22 October 2019, The Tablet

Archbishop condemns Catholic keyboard warriors


A Catholicism of self-defined certainties will lead eventually to a doubt about all certainties and thus to emptiness


Archbishop condemns Catholic keyboard warriors

Diarmuid Martin, Archbishop of Dublin, with Pope Francis at St Mary's Pro-Cathedral in Dublin
ALESSIA GIULIANI/CPP / IPA/IPA MilestoneMedia/PA Images

Catholic keyboard warriors who “spend all day attacking and responding” on social media in the belief that they are “defending the integrity of Church teaching” have been sharply criticised by Archbishop Diarmuid Martin of Dublin.

In his homily for a Mass to mark the canonisation of St John Henry Newman at Dublin’s University Church, Archbishop Martin said he was “astonished” at the content and tone of daily messages on social media by Catholic pundits, who he said were “anything but kindly”.

Rebuking these pundits over their actions, the Archbishop referenced St John Henry Newman stating: “The kindly light will never be defended by nastiness and bitterness.” He said negativity and polarisation reflects “a pointless retreat into self-defined false certainties”. 

Emphasising that the journey into faith is never just self-driven, he added that it is the kindly light of God that enlightens the path and the entire journey.

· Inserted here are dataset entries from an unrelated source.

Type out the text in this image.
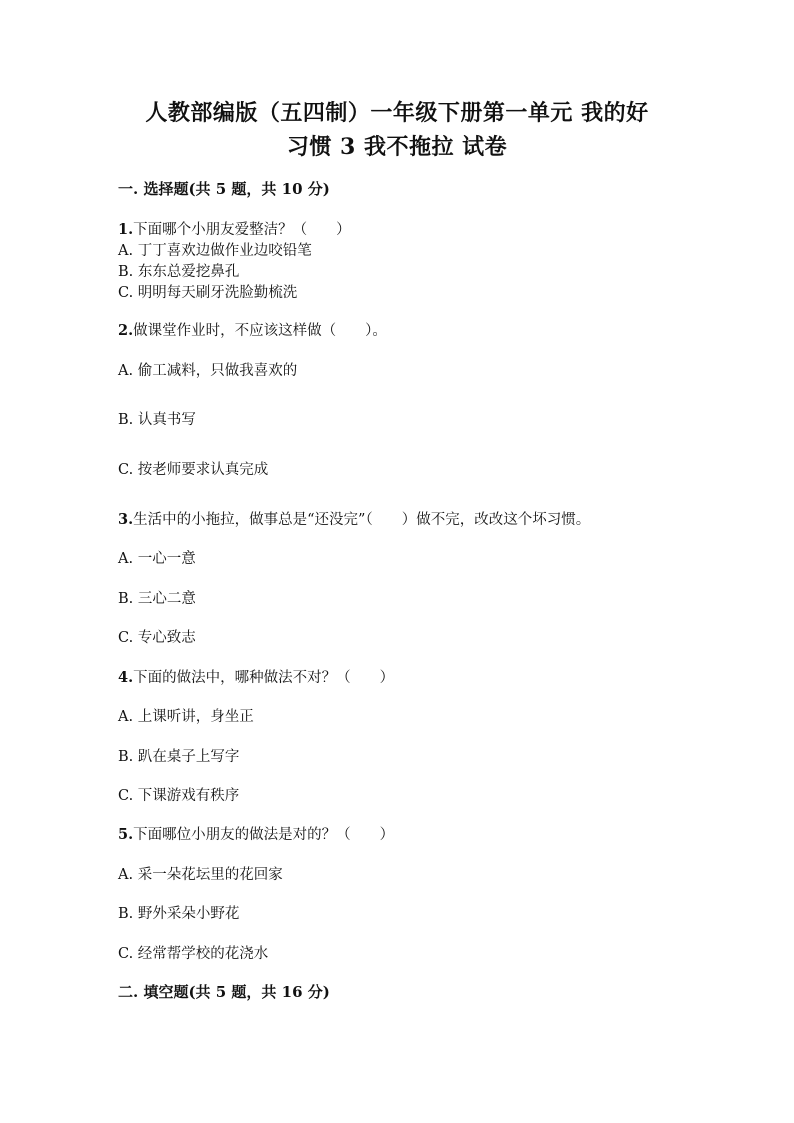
人教部编版（五四制）一年级下册第一单元 我的好
习惯 3 我不拖拉 试卷
一. 选择题(共 5 题，共 10 分)
1.下面哪个小朋友爱整洁？（　　）
A. 丁丁喜欢边做作业边咬铅笔
B. 东东总爱挖鼻孔
C. 明明每天刷牙洗脸勤梳洗
2.做课堂作业时，不应该这样做（　　）。
A. 偷工减料，只做我喜欢的
B. 认真书写
C. 按老师要求认真完成
3.生活中的小拖拉，做事总是“还没完”（　　）做不完，改改这个坏习惯。
A. 一心一意
B. 三心二意
C. 专心致志
4.下面的做法中，哪种做法不对？（　　）
A. 上课听讲，身坐正
B. 趴在桌子上写字
C. 下课游戏有秩序
5.下面哪位小朋友的做法是对的？（　　）
A. 采一朵花坛里的花回家
B. 野外采朵小野花
C. 经常帮学校的花浇水
二. 填空题(共 5 题，共 16 分)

Speaking on World Mission Sunday, Archbishop Martin referred to Pope Francis’ concern over the dangers of “pastoral pessimism” that blocks people from seeing the joyful newness of the Gospel.

He said the religiously alienated would not be drawn back to their faith if the Church did not also identify the factors that alienated them from the faith. 

People are attracted to the message of Jesus only if they encounter believers as both people of joy and people who recognise where a sense of self-defined certainties had led to the wrong path, he said. 

Referring to recent discussions in which people questioned if Newman would have been a Brexiteer or a Remainer, the Archbishop said his question was: “Where would Newman place himself in the situation of the Church in today’s Ireland?”

Irish Catholicism, he noted, was marked for many as a culture of religious certainties and for others as one where each one determines his or her own beliefs. 

Newman would belong to neither, he said.

“Conversion is always the roadway of a whole lifetime. A Catholicism of self-defined certainties will lead eventually to a doubt about all certainties and thus to emptiness. A Catholicism of self-defined certainties and self-importance led to an authoritarian and harsh Irish Catholicism, with consequences we know only too well.”

The Church, Archbishop Martin said, must reach out to those who belong to its fold but also to the many who are religiously estranged or non-affiliated, not confronting them with ready made answers, but attracting them into that search for the true light and accompanying them on that life-long journey towards discovering their true selves.